Thursday, July 1, 2010

So here I go with all my thoughts I've been saving. So here I go with all my fears, weighing on me

So here we are.  27 coming to a close, 28 ready to begin.

For the past few weeks, I've been mourning the change from a "mid-twenty-something" (shut up, I'm on a cusp) to a very official "late twenty-something"and I can't say I've been coping with anything that resembles grace.  I just didn't feel ready.  Frankly, I don't feel like I accomplished much of anything as a 27 year old, so I didn't find it all that fair to be pushed to the next phase with neither medal nor merit.  And until about 3 hours ago, I had banned the use of the words "Happy Birthday" or "28" from my friends' vocabulary on or around July 2nd.  They were to call it Alison Appreciation Day and they could celebrate my existence but not my birth.  (Because let's face it - when am I ever going to give up an opportunity to be center of attention??)
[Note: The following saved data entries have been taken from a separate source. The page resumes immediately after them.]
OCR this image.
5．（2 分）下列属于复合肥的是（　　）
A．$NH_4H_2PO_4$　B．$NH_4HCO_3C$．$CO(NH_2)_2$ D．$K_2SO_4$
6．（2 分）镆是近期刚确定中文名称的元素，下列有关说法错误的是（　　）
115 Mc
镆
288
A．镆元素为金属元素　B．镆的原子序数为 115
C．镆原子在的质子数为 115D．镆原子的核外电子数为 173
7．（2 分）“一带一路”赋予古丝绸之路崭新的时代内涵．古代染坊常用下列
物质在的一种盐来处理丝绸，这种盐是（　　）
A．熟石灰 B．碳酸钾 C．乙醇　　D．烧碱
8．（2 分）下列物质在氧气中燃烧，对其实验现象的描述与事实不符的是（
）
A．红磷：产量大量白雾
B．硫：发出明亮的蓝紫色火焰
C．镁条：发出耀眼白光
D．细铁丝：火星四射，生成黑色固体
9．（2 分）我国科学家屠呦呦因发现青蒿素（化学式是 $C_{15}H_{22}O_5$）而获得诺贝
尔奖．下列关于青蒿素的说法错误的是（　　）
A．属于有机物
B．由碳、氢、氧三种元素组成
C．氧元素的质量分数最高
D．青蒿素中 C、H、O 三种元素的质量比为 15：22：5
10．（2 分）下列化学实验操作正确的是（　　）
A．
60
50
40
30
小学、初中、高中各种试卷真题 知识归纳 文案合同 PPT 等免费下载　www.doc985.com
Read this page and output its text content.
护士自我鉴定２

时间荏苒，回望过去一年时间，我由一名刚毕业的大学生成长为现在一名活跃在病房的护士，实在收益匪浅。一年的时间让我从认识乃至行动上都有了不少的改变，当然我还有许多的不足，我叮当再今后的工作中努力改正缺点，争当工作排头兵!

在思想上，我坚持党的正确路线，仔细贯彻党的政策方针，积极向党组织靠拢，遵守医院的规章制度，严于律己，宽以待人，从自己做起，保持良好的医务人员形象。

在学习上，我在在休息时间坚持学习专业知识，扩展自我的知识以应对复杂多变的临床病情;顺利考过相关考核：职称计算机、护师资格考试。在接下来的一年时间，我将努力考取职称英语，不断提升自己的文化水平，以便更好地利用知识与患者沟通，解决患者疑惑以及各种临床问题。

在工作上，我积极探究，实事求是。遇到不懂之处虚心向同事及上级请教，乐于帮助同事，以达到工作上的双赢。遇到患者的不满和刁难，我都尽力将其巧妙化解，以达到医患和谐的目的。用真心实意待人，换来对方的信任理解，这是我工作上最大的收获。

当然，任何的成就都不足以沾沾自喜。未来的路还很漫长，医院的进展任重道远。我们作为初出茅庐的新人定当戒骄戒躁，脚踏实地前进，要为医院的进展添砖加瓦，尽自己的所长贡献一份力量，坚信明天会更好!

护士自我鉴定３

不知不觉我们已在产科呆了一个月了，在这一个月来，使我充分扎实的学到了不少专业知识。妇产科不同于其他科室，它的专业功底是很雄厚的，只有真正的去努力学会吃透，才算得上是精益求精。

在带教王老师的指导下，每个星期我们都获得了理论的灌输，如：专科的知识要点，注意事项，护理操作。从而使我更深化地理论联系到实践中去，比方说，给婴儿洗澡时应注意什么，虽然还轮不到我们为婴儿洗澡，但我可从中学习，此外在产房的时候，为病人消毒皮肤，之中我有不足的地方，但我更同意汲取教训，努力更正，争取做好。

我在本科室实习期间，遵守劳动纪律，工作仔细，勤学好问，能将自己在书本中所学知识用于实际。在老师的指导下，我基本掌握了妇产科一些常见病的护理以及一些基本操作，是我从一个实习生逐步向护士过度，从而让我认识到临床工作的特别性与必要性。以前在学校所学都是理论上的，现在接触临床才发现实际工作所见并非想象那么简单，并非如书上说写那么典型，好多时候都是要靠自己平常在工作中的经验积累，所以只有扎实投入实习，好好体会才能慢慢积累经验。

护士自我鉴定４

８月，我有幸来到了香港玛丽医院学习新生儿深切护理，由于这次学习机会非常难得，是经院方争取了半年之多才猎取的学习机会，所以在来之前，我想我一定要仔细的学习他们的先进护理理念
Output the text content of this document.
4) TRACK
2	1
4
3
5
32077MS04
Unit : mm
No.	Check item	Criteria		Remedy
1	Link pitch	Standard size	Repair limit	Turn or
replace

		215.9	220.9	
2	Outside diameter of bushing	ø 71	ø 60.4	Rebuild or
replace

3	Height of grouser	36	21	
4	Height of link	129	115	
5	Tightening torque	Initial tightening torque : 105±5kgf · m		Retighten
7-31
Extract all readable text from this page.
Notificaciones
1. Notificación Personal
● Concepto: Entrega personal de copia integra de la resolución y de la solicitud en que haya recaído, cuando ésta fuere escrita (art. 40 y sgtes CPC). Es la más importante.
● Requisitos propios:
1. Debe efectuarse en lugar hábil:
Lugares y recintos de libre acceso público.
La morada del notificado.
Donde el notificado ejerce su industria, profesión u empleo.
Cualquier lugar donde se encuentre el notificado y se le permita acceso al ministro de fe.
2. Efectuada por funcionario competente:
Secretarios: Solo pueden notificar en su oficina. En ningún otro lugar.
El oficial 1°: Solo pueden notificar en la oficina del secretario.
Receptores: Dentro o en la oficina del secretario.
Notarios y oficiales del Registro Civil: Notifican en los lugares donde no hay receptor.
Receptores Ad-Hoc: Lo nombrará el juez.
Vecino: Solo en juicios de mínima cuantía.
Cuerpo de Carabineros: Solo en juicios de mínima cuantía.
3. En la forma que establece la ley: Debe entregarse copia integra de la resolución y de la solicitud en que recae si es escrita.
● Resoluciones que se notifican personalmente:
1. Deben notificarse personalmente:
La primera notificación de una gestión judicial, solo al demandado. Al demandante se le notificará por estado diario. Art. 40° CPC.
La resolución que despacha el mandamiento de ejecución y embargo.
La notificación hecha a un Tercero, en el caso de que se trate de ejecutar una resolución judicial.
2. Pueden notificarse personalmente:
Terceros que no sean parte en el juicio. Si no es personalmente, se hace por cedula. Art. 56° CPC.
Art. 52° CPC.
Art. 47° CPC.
And then today it hit me.  What in the world am I clinging to 27 for?  It wasn't exactly a stellar year.  Why not give it up, move on, embrace 28 and the hope and change it will certainly bring?  Let's review.
While 27 years of age, I did NOT:
Fall in or out of love (or have my heart broken)
Receive a promotion (though I did get way better at my current position)
Pull myself out of my continuing financial black hole (though I didn't make it worse, either)
Visit Birmingham (yet there was time for ATL, CLT, and Italy and Paris)
Lose anyone especially close to me (but rest in peace, Cami-dog)
Audition enough (but I did get cast in one thing!)
Get any smaller, healthier, or into better shape (at least I didn't gain much, either)
Make any major life decisions or changes (seriously.  I did well to get out of bed some days)
Or learn, grow or create enough.  (That's what 28 will be for)

Ok, so the year was a bit blah and mundane.  Great.  That much easier to move on and say, HEY, LIFE.  SPICIER, PLEASE.  MARINATE MY SOUL IN AMAZING THINGS.  And for some reason I'm actually still crazy enough to believe, just like every year, that this time next year things will actually be different.